In that moment, as Jack struggled to lift the weight that was pinning him down, he knew. He knew there would be no escaping this, no getting back up from it. And so, like the weary antelope that bares its throat to the lion, Jack closed his eyes and let the numbing cloak of darkness devour him.





IT'S THE HAPPIEST day of my life, thought Rodel Harris Emerson, as she signed her name on the dotted line.

People assumed it was a man's name, until they met her. It had happened two years ago when she'd applied for a teaching position in Bourton-on-the-Water, and it happened again when she'd messaged the real estate agent to see the property she was buying now, in the same golden-hued village-affectionately known as The Venice of the Cotswolds-in the English countryside.

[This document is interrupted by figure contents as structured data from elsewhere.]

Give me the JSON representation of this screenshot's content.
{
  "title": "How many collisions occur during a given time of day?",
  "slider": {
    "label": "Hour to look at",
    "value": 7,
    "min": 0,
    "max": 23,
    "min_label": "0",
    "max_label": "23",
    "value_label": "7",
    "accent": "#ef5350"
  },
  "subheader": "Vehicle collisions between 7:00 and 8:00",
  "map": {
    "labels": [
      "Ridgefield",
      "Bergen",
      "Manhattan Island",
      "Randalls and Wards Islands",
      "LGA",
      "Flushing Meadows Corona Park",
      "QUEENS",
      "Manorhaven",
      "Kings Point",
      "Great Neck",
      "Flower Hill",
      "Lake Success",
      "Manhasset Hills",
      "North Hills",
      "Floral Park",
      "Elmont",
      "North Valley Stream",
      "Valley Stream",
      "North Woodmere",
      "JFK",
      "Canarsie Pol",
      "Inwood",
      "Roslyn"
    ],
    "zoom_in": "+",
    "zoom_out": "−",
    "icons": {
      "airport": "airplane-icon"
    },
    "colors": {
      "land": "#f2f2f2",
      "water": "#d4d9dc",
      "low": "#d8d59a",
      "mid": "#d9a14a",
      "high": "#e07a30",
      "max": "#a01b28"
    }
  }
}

"Congratulations!" Andy looked over the contract and smiled. "Your first home."

"Thank you," she replied.

He had no idea. It wasn't just a home; it was a dream she had chased her whole life. And now, at twenty-four, she finally had an anchor, the kind of stability she'd missed growing up in a family that traveled wherever her father's job took them. It had been a good job, one that had afforded them the luxury of experiencing different cultures, different places, all around the world. But just as Rodel would begin to settle down and start making new friends, they would be off again. Her younger sister, Mo, thrived on it, as did her parents. They were explorers at heart, free spirits that craved new tastes, new sounds, new soil. But Rodel yearned for a rest stop, a little patch of comfort and familiarity-a real home.

And now she had it, in exactly the kind of place that had stirred up her imagination since she'd first watched The Lord of the Rings and had fallen in love with the Shire. She had been twelve then, and it had remained lodged in her mind-a fictional, improbable ideal-until she was searching for job openings after college and came across Bourton-on-the-Water. There, in the heart of England, amongst the rural idyll of peaceful rolling hills, life was unhurried. Footpaths crossed scenic fields that bloomed with snowdrops in January and bluebells in May. Stone cottages nestled alongside tree-lined streets, and low, elegant bridges straddled the river.